Dust overload too! Many workers wear masks because they struggle with the dustiness. I'm okay, but my eyes were gritty by the end of the day and nose a bit itchy. I cleaned my glasses on Thursday at lunchtime and just a few hours later they were covered in dust again.

On Saturday I worked on the registers for four hours, about two hours in I was struggling with a furry head (possible headache plus fatigue) and then a stomach ache. It truly is exhausting. This morning I really struggled to wake up.

But it's worth it
However, despite all this, I continue to do this. There are a couple of reasons:
I laughed with a Japanese lady from church over these tags off things
she was buying. Most things are tagged with just a price and a PTA
number, but this artistic seller created art on hers. What was even more
special was that I got to have a conversation with someone I don't normally
connect with.
  • It is a great way that I can support the school within the job that I do. My schedule is more flexible than many people's so I can make the time to do this. But it also is a job that only happens twice a year, so the commitment isn't so big that it stops me taking on other things. For most of fifty weeks in a year I can forget that I do this job.

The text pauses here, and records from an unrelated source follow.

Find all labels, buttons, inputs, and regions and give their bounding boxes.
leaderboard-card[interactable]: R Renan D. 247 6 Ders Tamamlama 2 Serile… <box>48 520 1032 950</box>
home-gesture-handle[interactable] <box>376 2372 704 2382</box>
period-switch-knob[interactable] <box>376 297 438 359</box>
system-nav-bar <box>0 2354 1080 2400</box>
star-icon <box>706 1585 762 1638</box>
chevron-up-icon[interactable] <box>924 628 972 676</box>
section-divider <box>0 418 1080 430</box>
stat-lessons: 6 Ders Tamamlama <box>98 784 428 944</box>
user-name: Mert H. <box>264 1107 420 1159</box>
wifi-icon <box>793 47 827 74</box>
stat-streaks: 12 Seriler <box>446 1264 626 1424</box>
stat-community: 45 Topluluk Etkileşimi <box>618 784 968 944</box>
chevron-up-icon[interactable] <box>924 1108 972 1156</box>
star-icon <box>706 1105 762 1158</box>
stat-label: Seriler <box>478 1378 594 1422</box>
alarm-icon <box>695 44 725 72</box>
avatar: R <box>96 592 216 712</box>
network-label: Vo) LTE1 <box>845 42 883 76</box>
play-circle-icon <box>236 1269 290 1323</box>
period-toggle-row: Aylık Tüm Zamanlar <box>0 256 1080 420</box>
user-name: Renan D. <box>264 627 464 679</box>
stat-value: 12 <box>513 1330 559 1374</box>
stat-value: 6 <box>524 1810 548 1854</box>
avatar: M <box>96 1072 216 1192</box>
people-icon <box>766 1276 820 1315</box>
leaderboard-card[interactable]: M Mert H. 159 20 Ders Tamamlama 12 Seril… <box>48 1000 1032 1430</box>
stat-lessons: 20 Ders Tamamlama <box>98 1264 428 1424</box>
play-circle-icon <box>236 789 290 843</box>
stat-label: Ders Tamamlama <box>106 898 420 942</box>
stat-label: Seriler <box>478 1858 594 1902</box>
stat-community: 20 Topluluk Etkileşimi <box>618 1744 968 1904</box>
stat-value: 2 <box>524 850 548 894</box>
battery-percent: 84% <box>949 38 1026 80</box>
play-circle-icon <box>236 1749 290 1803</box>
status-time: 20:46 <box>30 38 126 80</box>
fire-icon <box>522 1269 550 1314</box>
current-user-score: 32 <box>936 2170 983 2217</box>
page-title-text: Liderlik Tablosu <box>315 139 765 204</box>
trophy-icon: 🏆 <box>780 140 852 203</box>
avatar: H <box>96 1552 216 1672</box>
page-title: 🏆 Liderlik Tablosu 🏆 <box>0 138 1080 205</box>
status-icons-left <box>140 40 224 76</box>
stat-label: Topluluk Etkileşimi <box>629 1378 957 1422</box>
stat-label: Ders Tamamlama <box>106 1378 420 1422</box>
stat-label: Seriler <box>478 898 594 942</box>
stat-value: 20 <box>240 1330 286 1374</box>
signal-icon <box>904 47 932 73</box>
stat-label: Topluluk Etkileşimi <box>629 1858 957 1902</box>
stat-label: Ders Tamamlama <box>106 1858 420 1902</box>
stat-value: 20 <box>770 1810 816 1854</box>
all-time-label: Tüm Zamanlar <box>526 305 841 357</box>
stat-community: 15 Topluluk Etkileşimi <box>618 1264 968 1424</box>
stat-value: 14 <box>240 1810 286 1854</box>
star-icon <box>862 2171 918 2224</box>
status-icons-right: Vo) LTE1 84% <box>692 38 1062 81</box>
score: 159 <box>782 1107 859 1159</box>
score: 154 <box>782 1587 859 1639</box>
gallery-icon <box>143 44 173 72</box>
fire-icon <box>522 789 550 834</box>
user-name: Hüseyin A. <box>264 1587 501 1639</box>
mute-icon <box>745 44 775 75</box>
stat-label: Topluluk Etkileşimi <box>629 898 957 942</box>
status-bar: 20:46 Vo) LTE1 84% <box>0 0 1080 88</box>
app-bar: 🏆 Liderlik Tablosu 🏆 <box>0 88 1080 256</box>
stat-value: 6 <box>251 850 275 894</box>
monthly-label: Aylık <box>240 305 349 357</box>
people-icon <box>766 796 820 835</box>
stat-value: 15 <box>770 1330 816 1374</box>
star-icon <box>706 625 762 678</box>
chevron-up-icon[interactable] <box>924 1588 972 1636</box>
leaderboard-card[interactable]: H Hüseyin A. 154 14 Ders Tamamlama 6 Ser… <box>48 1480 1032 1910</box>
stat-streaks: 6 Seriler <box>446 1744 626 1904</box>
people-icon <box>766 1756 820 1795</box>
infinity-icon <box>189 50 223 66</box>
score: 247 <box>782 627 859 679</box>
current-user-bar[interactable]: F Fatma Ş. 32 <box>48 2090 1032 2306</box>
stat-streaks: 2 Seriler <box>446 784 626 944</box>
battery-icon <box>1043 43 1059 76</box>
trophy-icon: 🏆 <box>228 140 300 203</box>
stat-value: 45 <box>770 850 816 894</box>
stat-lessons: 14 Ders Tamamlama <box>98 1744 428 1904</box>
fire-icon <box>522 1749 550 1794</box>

  • It is one of the key ways I've gotten to know people at school. I look at a number of friends that I have and realise that Thrift Shop was where I either first met them, or took big steps towards knowing them better. Working alongside people is a much less awkward way to get to know people, especially when there are cultural barriers. When I walked in on the first day to start work last week I was greeted like a long-lost friend by the key people who I do this with each time. Friendship is so important in sustaining us, and volunteering at Thrift Shop is a key way to invest in other people.
Another reason that I don't mind being on the Thrift Shop committee is that it gives me a defined job to do. I find that easier to manage, especially at the big set-up and take-down times.